When I started at AppNexus, I was told that one of my big projects for the summer would be compressing large portions of our data before it crosses the wire. I’ll admit, I was a little unsure of how it would turn out. I had just walked in the door, and by the end of my first week, I had been given access to a system that was exponentially larger, faster, and more uptime-dependent than anything I had previously touched. Let’s just say that I had a busy first week.
One of the first things I figured out about engineering at AppNexus is that data means everything. When you’re working on a platform with as much reach and as many realtime performance requirements as the AppNexus ad serving system, you have to be sure that any changes you make won’t break reporting or the data pipeline.
I was given quite a bit of leeway to design a system that would compress records and billing data on one end of the data pipe and then (rather crucially) decompress it on the other.
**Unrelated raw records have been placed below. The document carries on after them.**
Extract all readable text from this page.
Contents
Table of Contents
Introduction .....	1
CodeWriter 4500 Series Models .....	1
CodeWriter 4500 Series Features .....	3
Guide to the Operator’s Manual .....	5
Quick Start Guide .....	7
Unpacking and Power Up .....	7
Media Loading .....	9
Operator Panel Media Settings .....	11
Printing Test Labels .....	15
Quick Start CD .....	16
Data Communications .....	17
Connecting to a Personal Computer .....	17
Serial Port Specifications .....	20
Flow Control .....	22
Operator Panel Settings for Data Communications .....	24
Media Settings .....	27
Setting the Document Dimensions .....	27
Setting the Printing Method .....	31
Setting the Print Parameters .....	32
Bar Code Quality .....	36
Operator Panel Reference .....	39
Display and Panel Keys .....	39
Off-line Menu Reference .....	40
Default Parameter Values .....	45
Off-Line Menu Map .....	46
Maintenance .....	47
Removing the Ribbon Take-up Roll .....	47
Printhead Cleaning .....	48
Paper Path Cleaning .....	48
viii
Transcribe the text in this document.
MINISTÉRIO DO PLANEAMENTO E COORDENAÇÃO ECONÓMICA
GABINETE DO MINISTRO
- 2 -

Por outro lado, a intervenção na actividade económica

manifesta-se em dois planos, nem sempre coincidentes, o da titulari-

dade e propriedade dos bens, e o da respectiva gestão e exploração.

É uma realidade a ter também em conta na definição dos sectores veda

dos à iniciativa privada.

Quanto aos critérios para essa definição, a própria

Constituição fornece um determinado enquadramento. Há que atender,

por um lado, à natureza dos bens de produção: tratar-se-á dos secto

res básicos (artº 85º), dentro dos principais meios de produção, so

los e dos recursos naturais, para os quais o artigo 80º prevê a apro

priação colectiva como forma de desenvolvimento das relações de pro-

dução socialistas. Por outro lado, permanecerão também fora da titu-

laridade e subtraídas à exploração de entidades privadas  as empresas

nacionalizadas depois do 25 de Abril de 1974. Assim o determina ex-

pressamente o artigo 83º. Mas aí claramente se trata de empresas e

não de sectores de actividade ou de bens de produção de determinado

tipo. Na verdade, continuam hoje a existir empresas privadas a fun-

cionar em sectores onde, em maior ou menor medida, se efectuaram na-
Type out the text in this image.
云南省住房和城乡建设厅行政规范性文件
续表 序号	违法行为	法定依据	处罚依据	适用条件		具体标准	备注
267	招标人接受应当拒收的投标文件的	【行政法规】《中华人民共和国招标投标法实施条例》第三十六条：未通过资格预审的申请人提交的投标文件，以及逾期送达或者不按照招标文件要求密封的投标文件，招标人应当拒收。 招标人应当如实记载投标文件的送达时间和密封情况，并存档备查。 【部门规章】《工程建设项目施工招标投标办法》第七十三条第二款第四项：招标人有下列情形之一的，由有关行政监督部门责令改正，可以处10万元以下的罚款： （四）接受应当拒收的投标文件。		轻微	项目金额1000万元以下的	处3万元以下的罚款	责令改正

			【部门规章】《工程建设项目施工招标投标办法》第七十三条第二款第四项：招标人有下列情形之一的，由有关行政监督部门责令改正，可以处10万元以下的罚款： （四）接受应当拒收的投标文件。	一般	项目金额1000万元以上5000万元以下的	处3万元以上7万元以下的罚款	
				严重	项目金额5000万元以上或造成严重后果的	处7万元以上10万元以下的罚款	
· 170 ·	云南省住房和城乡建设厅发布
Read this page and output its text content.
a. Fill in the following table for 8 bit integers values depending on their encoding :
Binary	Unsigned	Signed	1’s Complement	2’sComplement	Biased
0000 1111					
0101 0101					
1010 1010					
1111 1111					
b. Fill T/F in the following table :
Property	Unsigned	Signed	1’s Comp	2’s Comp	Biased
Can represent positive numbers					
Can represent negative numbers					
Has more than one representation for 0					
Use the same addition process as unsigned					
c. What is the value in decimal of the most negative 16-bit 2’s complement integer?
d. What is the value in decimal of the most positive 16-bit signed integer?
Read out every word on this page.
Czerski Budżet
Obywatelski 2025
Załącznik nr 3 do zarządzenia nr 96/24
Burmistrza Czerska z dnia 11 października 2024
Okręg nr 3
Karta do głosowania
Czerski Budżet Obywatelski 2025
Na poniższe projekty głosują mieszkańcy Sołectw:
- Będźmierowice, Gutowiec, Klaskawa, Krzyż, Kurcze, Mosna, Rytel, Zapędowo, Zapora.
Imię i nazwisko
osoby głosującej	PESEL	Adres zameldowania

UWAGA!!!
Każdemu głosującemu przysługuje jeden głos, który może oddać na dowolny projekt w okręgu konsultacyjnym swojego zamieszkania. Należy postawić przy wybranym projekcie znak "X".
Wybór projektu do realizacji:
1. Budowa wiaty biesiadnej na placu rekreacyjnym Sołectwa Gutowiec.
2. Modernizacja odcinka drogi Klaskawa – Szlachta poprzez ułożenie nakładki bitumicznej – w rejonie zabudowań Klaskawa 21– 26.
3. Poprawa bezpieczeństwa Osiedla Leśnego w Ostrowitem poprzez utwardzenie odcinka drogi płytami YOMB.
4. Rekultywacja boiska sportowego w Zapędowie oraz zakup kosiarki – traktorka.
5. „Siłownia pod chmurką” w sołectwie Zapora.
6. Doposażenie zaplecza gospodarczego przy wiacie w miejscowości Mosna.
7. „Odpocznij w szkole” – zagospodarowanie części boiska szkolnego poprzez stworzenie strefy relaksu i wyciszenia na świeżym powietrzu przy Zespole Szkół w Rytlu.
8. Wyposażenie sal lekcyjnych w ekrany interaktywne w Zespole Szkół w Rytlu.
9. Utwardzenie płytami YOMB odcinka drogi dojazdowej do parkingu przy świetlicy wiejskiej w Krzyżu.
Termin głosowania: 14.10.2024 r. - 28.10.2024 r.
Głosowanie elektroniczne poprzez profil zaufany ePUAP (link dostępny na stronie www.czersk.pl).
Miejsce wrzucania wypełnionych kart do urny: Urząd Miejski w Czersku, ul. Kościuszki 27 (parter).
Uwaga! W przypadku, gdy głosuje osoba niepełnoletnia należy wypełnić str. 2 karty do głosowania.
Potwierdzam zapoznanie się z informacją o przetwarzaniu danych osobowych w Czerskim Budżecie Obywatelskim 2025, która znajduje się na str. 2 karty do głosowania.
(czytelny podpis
The design freedom that’s given to engineers isn’t entirely without restriction, though – you’re expected to prove that your proposal is the best option, and then back it up with data. To that end, I undertook a survey of various compression techniques, testing a myriad of algorithms against real-world data to see what would work best for both our performance needs, as well as our need to minimize bandwidth usage and network transfer time. My microbenchmark tested Gzip, Bzip2, Zlib, FastLZ, and Snappy. After a variety of tests, including comparing compression ratio and the total computation time of compression and decompression for a given piece of data, Snappy came out the winner, just edging out FastLZ in terms of overall computation time. However, if you’re looking to drastically reduce the size of your data (when was the last time you backed up your parents’ computer, for instance?), Bzip2 is definitely the way to go, offering compression ratios almost a factor of two better in many cases.
The great part about taking on a project like this is that most of the effort is in the design phase. Implementing the use of a compression library is nothing new, but figuring out the codebase and the best method of implementation is really the interesting part. System design is something I’m really interested in, and my team members worked hard to make sure I could take on projects that would make an impact.
After picking a compression algorithm, the remaining design decisions were really left up to me. When I was ready to release something, my code was reviewed and I got very helpful constructive criticism. Overall, I was given enough autonomy to figure out the best way to work things out. And hey, how is one supposed to figure out a massive codebase if they don’t have the ability to dig around, make a couple of mistakes, and actually learn it?
When I finally pushed my code out to production, it touched almost every major component of the AppNexus ad serving platform. It cut bandwidth usage on the Packrat network by a little over 60 percent, giving us room to grow for at least the near future without any major network infrastructure upgrades.
Overall, I couldn’t be happier with how the summer turned out. I learned more, about more elements of practical software engineering than I ever thought I would, and got to make a fairly decent impact on a company that’s growing by leaps and bounds. And all in the span of about three months.